The House’s move to end work for the week came as Senate Majority Leader Mitch McConnell’s staff informed congressional leadership offices that Senate Republicans likely would not support a $908 billion bipartisan proposal, according to NBC News. Politico first reported the Kentucky Republican’s plan to brush aside the plan, which members of his caucus have helped to craft.

Congressional leaders continue to stress the importance of approving a rescue package in the coming days to prevent about 12 million Americans from losing unemployment benefits and stop families across the country from getting tossed out of their homes.

Despite a flurry of activity to try to reach a deal, lawmakers still have not resolved disputes that have driven months of failure to respond to a once-in-a-century health and economic crisis. It remains unclear what kind of package could garner the support of both the GOP-controlled Senate and Democratic-held House.

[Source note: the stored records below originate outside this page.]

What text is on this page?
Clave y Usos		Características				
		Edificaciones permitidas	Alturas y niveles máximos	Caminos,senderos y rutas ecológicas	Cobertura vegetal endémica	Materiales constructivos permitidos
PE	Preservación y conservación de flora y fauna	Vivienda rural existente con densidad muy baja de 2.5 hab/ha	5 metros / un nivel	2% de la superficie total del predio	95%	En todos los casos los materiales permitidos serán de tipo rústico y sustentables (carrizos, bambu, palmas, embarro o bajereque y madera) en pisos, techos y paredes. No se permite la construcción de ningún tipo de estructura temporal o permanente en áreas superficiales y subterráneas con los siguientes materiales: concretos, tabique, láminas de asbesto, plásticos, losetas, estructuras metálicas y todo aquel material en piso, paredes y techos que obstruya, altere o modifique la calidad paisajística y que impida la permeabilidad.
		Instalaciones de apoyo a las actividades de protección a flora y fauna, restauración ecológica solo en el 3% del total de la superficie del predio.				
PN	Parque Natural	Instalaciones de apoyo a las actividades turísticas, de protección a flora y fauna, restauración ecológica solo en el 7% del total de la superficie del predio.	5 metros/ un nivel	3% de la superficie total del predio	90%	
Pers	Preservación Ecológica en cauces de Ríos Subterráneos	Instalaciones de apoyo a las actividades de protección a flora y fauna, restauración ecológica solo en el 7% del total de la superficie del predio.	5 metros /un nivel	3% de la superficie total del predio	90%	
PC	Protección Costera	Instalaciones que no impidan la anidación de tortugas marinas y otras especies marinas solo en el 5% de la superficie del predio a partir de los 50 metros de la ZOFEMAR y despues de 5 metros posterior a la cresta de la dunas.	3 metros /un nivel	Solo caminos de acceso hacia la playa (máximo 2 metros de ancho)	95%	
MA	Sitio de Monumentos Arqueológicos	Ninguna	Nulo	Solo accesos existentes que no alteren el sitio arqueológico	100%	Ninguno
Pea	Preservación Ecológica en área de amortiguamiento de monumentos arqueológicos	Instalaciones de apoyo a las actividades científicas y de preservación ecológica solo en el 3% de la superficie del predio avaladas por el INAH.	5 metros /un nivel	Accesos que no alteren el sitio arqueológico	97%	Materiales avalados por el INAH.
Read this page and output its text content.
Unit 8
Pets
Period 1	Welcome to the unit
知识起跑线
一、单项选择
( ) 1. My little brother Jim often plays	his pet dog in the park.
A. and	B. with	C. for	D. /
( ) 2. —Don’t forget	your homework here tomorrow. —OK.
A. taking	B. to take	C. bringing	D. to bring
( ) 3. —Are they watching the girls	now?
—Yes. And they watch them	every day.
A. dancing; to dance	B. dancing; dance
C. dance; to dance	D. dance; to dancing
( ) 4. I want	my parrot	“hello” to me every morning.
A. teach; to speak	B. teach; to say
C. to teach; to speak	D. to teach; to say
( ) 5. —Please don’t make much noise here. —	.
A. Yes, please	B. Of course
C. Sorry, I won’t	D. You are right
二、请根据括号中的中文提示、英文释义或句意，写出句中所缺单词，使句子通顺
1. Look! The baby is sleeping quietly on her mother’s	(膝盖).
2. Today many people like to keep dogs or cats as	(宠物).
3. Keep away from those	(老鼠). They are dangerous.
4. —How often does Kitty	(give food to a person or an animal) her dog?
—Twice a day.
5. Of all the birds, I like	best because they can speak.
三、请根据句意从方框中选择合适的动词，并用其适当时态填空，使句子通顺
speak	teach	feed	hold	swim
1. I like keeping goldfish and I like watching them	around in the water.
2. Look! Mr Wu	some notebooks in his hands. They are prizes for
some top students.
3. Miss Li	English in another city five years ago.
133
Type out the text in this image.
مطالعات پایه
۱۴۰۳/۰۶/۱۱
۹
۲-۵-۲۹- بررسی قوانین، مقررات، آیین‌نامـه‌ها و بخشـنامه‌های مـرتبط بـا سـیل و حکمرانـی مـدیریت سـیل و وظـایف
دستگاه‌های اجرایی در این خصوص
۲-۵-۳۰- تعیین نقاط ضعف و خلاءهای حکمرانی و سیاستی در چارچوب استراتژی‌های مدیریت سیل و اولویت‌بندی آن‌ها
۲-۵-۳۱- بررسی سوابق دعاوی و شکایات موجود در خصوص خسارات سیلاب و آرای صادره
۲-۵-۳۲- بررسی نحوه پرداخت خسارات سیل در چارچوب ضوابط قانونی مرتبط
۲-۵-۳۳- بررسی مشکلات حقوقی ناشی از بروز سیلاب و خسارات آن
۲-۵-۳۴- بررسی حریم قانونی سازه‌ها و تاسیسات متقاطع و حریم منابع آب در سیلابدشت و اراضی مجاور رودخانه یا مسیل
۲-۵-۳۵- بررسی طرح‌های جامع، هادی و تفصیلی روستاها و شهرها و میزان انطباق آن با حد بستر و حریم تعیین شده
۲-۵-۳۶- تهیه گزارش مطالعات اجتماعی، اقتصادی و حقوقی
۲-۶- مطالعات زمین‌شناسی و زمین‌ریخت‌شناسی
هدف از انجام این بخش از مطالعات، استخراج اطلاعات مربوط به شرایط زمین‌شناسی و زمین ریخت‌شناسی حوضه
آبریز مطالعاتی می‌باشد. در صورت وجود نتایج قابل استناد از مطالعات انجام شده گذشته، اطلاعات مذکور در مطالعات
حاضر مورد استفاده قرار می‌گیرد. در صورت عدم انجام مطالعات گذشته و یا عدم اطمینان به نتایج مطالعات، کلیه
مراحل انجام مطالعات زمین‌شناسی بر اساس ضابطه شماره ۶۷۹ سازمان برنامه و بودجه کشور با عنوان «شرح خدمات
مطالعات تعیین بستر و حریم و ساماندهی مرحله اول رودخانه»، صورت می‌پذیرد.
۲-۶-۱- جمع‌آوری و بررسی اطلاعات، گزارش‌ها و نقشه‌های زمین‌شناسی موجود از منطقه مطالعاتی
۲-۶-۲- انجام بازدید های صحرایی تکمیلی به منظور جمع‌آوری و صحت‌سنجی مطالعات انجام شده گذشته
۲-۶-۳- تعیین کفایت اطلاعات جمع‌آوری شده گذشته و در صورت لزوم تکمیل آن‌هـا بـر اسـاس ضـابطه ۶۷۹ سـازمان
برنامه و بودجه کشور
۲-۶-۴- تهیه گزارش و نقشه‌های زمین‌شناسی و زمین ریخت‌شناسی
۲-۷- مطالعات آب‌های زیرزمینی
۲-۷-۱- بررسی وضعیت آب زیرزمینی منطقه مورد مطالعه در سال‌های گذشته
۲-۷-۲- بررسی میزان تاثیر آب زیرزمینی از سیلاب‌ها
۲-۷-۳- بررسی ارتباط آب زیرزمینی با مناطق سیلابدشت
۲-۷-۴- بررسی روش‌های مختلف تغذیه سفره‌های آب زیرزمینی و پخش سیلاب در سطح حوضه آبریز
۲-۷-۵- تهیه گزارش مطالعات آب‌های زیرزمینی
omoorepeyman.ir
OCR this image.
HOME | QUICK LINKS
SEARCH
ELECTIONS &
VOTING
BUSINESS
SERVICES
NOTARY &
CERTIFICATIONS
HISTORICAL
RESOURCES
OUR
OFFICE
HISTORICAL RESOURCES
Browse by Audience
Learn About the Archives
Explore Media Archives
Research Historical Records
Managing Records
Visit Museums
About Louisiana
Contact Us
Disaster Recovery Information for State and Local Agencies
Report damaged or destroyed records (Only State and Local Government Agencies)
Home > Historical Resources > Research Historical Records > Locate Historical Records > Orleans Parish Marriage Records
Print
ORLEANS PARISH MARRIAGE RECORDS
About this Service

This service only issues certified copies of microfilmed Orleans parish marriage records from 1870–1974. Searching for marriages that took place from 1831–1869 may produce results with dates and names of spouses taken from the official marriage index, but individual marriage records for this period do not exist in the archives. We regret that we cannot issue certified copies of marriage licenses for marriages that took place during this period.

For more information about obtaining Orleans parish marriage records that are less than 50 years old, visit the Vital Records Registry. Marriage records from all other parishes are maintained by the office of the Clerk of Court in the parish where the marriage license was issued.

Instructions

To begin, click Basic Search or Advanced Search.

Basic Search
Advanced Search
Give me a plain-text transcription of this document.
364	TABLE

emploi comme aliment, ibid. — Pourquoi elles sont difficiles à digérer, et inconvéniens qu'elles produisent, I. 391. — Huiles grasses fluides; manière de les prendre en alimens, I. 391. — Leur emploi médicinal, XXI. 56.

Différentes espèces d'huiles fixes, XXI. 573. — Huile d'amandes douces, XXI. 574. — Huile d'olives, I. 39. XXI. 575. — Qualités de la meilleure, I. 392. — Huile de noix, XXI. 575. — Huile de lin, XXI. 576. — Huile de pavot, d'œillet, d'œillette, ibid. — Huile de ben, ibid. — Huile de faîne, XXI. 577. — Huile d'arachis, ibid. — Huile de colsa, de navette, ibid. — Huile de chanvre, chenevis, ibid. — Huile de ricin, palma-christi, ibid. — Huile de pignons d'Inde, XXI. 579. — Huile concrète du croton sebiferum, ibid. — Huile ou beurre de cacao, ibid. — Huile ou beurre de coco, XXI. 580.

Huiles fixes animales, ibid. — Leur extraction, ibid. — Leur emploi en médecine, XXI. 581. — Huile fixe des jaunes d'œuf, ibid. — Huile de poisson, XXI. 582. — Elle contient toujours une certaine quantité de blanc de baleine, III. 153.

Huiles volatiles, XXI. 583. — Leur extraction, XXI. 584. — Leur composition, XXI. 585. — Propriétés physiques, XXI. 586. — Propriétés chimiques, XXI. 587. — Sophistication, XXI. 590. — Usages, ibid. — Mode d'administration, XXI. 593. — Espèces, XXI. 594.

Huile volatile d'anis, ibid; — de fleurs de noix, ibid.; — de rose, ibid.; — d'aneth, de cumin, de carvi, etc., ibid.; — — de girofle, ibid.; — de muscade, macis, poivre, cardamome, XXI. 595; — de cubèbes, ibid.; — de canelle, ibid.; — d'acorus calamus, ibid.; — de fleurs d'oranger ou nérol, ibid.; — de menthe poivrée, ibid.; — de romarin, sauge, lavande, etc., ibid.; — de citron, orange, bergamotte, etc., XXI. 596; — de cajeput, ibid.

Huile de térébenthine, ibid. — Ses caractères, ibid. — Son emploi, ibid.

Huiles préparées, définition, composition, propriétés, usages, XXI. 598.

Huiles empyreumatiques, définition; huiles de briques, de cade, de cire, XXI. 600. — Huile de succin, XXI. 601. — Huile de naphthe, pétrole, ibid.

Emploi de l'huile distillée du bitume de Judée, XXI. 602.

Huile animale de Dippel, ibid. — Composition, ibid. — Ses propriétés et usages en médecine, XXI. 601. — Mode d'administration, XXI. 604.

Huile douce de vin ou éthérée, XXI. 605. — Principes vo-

On Thursday, Democrats again endorsed the bipartisan talks. Those discussions, however, still have not yielded legislation as lawmakers finalize provisions related to state and local government relief and GOP-backed legal immunity for businesses. NBC News reported that the group agreed Thursday afternoon on how to distribute $160 billion in state and local funds, but has not resolved questions about legal immunity.

Speaking on the Senate floor Thursday, Minority Leader Chuck Schumer, D-N.Y., described the bipartisan negotiations as “the only real game in town” to craft a bill that could get through a divided Congress. He contended McConnell has tried to trip up those talks in favor of a plan that includes only policies Republicans support.